Pagan Black Metal
Pagan Black Metal blends the raw, atmospheric aggression of black metal with folk-inspired melodies and instruments, often featuring blast beats, tremolo picking, and harsh vocals alongside acoustic passages, flutes, or traditional percussion to evoke ancient, mystical landscapes. Emerging from the early 1990s Norwegian black metal scene, it draws heavily from its punk hardcore, crust, and NWOBHM roots, but distinguishes itself by embracing pre-Christian European mythologies and nature worship as its lyrical and thematic core. Key artists include Enslaved, Bathory's later works, and Moonsorrow. This subgenre often explores themes of national identity, ancestral pride, and anti-Abrahamic sentiment, sometimes overlapping with Viking metal.
More about Pagan Black Metal
Pagan black metal is a branch of black metal that replaces the Satanic themes of the original genre with a celebration of pre-Christian beliefs and mythologies.
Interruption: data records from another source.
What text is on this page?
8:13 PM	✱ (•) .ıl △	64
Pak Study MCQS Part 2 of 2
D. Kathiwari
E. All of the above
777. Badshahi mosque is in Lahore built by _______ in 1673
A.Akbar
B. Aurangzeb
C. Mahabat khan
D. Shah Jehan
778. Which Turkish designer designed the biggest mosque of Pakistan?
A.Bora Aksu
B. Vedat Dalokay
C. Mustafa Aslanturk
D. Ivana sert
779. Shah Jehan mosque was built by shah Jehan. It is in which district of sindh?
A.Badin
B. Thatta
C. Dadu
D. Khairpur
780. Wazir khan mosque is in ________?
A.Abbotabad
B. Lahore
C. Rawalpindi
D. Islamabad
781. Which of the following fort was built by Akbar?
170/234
Emerging in Europe in the 1990s, it is part of the broader pagan metal current, which fuses extreme metal with the pre-Christian traditions of a specific culture or region. The Norwegian band In the Woods... was among the first to embody this vision, while Ireland's Primordial helped define the genre from their earliest demos. Bathory and their album Hammerheart (1990) are frequently cited as the first large-scale pagan metal work.
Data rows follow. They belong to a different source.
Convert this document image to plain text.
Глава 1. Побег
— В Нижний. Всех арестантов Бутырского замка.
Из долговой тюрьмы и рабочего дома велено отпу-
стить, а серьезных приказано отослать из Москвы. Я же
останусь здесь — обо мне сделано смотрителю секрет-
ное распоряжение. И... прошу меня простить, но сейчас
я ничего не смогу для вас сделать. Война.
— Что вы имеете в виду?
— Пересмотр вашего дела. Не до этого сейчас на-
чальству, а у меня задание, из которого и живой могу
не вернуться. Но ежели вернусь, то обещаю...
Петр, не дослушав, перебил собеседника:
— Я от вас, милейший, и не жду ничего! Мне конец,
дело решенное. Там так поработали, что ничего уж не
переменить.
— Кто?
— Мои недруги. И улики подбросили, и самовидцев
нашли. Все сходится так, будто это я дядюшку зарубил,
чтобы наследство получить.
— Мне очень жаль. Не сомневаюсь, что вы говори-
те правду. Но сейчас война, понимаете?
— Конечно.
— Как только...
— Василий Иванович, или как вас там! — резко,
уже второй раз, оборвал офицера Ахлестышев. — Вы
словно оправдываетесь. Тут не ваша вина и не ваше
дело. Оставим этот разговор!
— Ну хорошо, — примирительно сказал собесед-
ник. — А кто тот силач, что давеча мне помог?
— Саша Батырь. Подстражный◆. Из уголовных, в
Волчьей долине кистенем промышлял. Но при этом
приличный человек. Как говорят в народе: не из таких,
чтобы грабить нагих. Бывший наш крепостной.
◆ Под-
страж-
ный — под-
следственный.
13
Musically, pagan black metal inherits the brutality and coldness of Norwegian black metal — tremolo riffs, blast beats, shrieked vocals — but integrates acoustic and folk elements: traditional instruments (bagpipes, flutes, ancestral drums), melodies inspired by ancient folk songs, and an atmosphere evocative of forests and rites of passage. Lyrics, often sung in national languages or archaic Latin, celebrate Nordic, Celtic, Slavic or Germanic paganism depending on the band's origins.
The pagan black metal scene is today internationally recognised. Kampfar have embodied the spirit of Norwegian pagan black metal for over thirty years. Primordial weave Irish Celtic paganism into epic and emotionally devastating compositions. Vermilia brings a feminine and atmospheric sensibility to the genre, PERCHTA explores Austrian Alpine mythology, and Asenblut represent the vigorous Germanic tradition of the genre.
Pagan black metal festivals are spaces for communal as much as musical gathering, often held in rural or forested settings. These events naturally engage with black metal and folk metal festivals, forming a constellation of extreme European scenes deeply rooted in their cultural identities.